The Scotsman’s Claire Smith visited the Scottish home of the late TV presenter in Glen Coe and attended his 80th birthday party to interview him but found his conversation was “characterised by inappropriate sexual innuendo” and “suggestive banter.”
She has now written about the experience in the wake of a series damning allegations over Savile’s behaviour, which led police to describe him this week as a “predatory sex offender.”
In the article, Claire wrote that Savile seemed disappointed that she was not younger when they met and that their conversation had taken on new significance since the allegations emerged.
She wrote: “I remember when I got back to the office after going to Sir Jimmy Savile’s 80th birthday party, the news editor asked me: ‘Well, what’s he really like?’ I said: ‘I have no idea.’
“After decades of playing cat and mouse with the media, Savile was giving nothing away. He was cagey, evasive, clever, funny and completely inscrutable. There was no way I was going to get anything out of him.
“Looking back on that encounter now, six years later, it becomes clear why he had these defences in place: he had much to hide.
“The past two weeks have brought fresh allegations of sexual abuse involving young girls on a daily basis, and the content of our conversation – his conversation – makes me shudder as I recognise its significance with the benefit of hindsight.”
Her article added: “His conversation was characterised by inappropriate sexual innuendo. This was an uncomfortable surprise: it did not meet my expectations of a children’s entertainer.
“There were regular references to ‘young ladies’ in his suggestive banter, which might have jarred in the unreconstructed 1970s, never mind 2006.
“He asked me to call my mother, then took the phone and told her that I’d come for a job at The Golden Hands Massage Parlour. ‘ She says you can give her a reference,’ he told my mother.
“He was not being flirtatious, just odd. Very odd. And he spoke just like he did on television – in short staccato bursts with a full stop in between each word.
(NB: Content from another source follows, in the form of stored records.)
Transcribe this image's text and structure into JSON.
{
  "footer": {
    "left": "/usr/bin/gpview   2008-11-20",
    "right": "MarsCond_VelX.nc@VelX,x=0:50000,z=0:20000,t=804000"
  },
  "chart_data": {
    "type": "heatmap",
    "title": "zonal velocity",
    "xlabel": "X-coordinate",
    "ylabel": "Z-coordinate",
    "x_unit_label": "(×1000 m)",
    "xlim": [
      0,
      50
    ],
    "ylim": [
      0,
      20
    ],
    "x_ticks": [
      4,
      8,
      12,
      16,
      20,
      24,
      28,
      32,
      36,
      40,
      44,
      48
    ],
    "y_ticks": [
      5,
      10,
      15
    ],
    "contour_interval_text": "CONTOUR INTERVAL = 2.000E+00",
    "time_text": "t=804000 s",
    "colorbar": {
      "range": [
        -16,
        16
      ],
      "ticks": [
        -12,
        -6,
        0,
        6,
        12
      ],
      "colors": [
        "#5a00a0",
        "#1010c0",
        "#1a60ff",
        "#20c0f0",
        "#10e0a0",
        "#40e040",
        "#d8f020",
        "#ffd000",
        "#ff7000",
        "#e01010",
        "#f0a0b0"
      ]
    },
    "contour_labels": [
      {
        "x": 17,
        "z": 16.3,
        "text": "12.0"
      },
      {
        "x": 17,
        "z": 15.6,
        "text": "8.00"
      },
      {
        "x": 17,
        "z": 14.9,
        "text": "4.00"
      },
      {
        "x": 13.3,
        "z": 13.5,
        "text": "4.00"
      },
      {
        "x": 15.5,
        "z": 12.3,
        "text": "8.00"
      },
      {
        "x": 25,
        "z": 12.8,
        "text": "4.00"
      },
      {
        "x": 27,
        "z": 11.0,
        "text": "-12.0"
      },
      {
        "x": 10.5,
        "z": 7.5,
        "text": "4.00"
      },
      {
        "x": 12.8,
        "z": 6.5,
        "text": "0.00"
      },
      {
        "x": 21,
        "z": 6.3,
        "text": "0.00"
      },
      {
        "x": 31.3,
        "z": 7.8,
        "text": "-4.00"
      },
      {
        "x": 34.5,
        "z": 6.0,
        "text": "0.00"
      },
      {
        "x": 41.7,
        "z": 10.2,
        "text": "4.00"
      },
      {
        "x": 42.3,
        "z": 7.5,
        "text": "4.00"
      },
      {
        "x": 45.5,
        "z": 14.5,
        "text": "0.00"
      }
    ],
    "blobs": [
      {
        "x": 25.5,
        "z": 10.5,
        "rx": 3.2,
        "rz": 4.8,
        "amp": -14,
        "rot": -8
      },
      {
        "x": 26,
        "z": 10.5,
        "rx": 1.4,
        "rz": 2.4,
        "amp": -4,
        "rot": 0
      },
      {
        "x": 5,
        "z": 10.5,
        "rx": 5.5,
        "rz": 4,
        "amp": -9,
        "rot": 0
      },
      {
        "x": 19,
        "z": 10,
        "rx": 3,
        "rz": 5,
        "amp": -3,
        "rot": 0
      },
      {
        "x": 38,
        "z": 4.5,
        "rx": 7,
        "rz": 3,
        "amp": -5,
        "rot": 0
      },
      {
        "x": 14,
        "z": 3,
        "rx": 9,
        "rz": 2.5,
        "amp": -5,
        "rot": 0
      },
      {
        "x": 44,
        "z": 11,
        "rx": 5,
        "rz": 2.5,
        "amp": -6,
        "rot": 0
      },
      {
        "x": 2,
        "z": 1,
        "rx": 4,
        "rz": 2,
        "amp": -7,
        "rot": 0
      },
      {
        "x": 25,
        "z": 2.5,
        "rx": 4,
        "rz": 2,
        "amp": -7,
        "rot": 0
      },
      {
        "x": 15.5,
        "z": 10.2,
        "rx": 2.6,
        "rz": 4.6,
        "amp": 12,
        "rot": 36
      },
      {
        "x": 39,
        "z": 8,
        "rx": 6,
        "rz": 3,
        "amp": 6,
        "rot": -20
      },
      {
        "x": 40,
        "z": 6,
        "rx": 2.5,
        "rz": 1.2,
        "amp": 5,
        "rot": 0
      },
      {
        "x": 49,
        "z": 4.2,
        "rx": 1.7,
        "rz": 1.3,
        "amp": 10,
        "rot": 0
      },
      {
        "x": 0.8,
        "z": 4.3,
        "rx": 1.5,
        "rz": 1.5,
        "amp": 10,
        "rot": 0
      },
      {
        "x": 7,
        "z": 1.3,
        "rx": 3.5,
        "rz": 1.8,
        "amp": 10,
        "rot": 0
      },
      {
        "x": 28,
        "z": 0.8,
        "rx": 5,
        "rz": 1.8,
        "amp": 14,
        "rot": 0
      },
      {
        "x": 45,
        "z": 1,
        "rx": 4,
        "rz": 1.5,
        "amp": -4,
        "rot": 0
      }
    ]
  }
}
“He was clever. He was funny. He was sharp. But he wasn’t really warm. He wasn’t really likeable. Looking back, I’m amazed how much he was managing to cover up – and how he kept it hidden for so many years.”
Claire also writes about the complex negotiations she had to go through in order to pursuade Savile to write an article for The Scotsman about Glen Coe and how he played a “long drawn-out game” before finally agreeing.